30 octobre 2020 - Courrier

La Plateforme Palestine interpelle les autorités françaises sur la situation humanitaire désastreuse à Gaza, dans le contexte de pandémie et de blocus interminable qui a complètement détruit le système de santé de la bande de Gaza.



Paris, le 28 octobre 2020

Monsieur le Ministre,

Nos organisations souhaitent vous alerter sur la situation humanitaire qui se détériore rapidement dans la bande de Gaza à cause de la pandémie et des restrictions imposées par les autorités israéliennes.

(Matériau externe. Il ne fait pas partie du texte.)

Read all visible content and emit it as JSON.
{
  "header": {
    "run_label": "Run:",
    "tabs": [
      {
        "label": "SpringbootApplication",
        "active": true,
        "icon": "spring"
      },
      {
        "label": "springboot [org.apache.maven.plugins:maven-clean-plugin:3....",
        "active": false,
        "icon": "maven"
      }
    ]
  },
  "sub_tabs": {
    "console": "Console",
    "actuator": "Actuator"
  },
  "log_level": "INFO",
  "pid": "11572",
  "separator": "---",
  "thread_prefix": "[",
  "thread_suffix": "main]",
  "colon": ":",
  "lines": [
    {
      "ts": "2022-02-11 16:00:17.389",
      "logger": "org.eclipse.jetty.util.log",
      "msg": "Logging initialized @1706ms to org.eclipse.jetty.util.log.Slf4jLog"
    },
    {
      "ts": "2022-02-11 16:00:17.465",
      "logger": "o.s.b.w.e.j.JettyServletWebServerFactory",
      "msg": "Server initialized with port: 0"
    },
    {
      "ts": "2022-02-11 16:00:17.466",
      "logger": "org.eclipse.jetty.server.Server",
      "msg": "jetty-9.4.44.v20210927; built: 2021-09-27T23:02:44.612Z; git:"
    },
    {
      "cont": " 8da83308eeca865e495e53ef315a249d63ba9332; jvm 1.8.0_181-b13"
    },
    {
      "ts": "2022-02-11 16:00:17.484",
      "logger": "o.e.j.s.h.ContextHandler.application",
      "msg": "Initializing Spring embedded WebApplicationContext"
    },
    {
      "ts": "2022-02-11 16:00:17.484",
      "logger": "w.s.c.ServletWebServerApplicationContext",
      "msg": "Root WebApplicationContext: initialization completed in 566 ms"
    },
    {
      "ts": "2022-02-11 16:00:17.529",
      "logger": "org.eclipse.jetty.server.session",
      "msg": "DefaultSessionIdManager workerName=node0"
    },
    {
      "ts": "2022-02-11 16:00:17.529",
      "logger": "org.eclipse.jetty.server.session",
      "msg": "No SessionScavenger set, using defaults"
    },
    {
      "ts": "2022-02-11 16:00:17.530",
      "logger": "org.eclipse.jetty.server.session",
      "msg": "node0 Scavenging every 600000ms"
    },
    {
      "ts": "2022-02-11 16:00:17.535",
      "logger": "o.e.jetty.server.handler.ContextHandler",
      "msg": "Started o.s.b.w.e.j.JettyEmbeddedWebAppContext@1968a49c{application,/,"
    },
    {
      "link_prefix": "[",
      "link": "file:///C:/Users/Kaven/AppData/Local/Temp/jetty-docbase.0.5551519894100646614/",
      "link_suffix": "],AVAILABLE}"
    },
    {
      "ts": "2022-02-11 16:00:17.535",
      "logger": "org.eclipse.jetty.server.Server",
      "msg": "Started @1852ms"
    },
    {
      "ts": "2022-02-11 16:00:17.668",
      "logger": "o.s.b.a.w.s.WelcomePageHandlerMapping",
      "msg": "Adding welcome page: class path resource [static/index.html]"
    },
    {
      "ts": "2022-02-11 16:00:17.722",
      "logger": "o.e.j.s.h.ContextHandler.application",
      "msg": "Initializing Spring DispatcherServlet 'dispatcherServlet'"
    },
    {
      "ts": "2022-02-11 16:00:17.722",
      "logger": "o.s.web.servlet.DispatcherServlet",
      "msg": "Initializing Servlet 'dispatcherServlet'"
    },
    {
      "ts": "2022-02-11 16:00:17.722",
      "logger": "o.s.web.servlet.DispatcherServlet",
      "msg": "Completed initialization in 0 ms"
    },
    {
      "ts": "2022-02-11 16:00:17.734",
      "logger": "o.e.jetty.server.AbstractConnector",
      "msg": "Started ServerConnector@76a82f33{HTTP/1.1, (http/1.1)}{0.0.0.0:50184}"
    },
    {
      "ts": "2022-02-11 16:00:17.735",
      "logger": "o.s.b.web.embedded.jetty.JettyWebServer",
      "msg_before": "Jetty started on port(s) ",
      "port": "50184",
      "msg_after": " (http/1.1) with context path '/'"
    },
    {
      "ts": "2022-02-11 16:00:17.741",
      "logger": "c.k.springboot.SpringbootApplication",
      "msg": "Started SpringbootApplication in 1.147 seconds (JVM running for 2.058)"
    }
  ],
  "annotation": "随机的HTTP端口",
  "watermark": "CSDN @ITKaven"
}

Depuis les premiers cas de transmission communautaire de COVID-19 le 24 août 2020, la propagation du virus à Gaza s’est aggravée, avec à ce jour, 2 210 cas actifs, que le système de santé peine à absorber. En effet, le blocus imposé par les autorités israéliennes, qui dure depuis 13 ans, et les attaques militaires répétées sur la bande de Gaza ont rendu son système de santé exsangue, dans un contexte marqué par l’occupation israélienne, la fragmentation territoriale, démographique, socio-économique et politique croissante de l’État palestinien, et par une crise humanitaire persistante. Les acteurs du droit à la santé en Palestine ont mis en évidence depuis plusieurs années les défaillances du système de santé de Gaza, avant même la crise de COVID-19.

Si de nouveaux départements ouvrent dans les hôpitaux, les éléments essentiels à leur fonctionnement tendent à faire défaut. En effet, le manque de médicaments essentiels vient s’ajouter aux carences en personnel de santé et à l’absence d’infrastructures suffisantes. Les restrictions sur les importations d’essence imposées par les autorités israéliennes ont également provoqué la mise à l’arrêt de la centrale électrique, rendant le fonctionnement des hôpitaux davantage difficile (1).

Les restrictions de mouvement liées à la lutte contre la pandémie sont toujours en place sur une grande partie de la bande de Gaza. Elles ont eu un impact économique désastreux sur la bande de Gaza, subissant déjà une crise économique due à une décennie de blocus. Le taux de chômage qui était déjà de 45,5% avant la pandémie, est passé à 49,1% pour le second trimestre 2020 et seulement 7% des personnes ayant un travail ont travail stable. Selon le Bureau Central des Statistiques Palestinien (PCBS), 42 900 personnes ont perdu leur source de revenu à Gaza depuis mars 2020 . Les pêcheurs et fermiers, notamment, ont gravement été affectés par les restrictions, une situation qui met en danger les moyens de subsistance déjà faibles des Gazaouis. Le taux de pauvreté dans la bande de Gaza a atteint 53% au premier semestre (PCBS), et devrait s’élever à 64% pour l’année 2020 selon la Banque mondiale.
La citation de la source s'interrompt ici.